La première chambre civile de la Cour de cassation, statuant le 14 juin 2023, a été saisie d’un pourvoi contre un arrêt ayant déclaré prescrite une action en responsabilité. La société requérante contestait le point de départ de la prescription quinquennale de son action contre son ancien avocat. La haute juridiction a rejeté le pourvoi en confirmant la solution des juges du fond. Elle précise les règles applicables à la prescription de l’action en responsabilité dirigée contre un avocat.
La détermination du point de départ de la prescription
Le régime dérogatoire de l’article 2225 du code civil
L’arrêt rappelle le principe énoncé par l’article 2225 du code civil.

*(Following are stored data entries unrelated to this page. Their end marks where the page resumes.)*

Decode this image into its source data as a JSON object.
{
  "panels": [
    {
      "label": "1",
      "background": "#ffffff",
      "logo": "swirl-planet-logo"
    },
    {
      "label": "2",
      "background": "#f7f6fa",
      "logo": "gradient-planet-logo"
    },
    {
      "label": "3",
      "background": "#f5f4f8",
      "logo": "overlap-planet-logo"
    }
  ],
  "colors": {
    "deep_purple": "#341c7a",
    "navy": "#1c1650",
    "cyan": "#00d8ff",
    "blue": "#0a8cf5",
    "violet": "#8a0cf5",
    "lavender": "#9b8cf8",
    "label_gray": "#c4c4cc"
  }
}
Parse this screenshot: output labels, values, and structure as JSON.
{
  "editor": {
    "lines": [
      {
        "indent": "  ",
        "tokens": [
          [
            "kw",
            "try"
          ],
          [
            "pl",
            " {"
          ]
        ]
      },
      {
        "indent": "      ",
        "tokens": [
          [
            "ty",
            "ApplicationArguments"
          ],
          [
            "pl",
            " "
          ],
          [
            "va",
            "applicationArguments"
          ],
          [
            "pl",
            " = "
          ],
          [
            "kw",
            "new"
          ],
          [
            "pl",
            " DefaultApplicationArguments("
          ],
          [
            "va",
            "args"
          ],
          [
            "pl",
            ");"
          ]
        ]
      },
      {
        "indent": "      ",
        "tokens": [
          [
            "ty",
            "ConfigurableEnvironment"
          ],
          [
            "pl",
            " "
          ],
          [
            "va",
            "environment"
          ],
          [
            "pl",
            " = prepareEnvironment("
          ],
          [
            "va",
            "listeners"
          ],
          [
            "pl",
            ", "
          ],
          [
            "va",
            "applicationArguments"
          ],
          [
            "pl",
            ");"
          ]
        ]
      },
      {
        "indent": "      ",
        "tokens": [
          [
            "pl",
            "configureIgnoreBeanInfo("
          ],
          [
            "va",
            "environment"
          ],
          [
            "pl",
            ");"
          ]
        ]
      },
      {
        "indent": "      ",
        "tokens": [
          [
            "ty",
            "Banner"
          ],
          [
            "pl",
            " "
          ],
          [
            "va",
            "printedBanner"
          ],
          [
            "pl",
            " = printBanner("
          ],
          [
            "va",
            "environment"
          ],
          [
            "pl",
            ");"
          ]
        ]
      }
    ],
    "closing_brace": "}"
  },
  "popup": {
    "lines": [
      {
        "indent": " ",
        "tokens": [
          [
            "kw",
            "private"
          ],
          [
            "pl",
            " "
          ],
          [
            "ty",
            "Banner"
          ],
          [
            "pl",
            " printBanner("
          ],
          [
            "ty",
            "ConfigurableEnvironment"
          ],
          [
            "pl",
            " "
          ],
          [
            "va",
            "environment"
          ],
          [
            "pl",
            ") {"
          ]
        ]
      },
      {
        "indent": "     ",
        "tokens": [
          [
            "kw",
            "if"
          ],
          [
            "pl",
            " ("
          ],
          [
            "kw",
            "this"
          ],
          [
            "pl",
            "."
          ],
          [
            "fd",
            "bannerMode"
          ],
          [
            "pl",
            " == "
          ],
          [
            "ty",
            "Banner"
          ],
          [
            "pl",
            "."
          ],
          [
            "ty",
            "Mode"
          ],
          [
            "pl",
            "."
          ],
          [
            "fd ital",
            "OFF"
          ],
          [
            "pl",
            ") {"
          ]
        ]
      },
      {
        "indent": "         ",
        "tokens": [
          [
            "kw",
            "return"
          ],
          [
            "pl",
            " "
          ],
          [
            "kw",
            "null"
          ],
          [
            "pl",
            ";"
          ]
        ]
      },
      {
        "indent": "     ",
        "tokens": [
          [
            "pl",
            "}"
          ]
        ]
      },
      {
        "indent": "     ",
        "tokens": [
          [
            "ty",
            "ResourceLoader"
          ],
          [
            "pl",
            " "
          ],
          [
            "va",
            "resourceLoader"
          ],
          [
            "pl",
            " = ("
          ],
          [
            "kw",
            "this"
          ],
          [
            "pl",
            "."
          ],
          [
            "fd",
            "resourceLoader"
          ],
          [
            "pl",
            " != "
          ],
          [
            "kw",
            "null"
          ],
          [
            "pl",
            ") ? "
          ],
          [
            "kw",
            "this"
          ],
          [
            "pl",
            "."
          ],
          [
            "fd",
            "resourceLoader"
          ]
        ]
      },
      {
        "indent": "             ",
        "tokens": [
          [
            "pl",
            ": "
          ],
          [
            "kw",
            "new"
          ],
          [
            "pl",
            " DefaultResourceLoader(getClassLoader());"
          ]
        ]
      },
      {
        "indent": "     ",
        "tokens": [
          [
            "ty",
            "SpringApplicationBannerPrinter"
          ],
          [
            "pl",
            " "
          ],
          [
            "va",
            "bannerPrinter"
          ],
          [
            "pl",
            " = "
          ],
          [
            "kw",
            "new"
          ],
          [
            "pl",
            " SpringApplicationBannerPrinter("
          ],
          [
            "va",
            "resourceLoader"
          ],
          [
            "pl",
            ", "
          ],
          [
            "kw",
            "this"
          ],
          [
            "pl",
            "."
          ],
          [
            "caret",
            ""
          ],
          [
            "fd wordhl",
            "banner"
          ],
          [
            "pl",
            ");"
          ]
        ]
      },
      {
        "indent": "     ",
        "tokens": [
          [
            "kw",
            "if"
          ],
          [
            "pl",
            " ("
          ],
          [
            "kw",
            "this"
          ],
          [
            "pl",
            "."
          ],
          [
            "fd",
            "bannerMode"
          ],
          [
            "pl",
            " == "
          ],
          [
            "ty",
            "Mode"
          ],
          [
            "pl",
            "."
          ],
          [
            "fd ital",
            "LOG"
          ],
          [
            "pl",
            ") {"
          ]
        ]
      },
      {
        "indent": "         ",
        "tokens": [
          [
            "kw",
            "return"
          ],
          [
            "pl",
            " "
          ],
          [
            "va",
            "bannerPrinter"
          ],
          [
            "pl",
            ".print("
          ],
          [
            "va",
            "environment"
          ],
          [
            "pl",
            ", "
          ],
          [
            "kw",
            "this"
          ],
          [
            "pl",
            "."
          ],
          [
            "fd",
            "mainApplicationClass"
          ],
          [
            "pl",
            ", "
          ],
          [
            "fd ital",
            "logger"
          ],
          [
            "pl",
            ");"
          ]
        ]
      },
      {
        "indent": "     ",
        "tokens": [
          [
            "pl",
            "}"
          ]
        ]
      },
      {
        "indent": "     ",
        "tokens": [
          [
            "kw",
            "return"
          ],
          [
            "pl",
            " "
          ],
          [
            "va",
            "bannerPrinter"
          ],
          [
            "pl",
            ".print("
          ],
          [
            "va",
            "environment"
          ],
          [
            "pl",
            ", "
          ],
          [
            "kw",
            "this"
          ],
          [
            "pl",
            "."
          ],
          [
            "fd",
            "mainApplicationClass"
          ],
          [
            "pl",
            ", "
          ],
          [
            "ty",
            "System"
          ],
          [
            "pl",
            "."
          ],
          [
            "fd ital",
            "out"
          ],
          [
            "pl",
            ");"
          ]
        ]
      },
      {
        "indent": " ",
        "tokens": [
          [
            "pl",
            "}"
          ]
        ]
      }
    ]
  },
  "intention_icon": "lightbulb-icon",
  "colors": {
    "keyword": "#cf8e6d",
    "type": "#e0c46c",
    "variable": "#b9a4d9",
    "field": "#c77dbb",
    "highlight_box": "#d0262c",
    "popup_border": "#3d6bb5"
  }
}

Le texte institue un régime spécifique pour les actions contre les auxiliaires de justice. « Ce texte, seul applicable aux actions dirigées par les clients contre leurs conseils, prévoit un point de départ distinct du droit commun de la prescription en matière de responsabilité civile. » (Motifs) La Cour en déduit une règle essentielle concernant la prise en compte du dommage. « Ainsi, la réalisation et la connaissance du dommage sont indifférents ; seule compte la date de fin de mission. » (Motifs) Cette solution écarte donc expressément les règles de droit commun de l’article 2224 du code civil.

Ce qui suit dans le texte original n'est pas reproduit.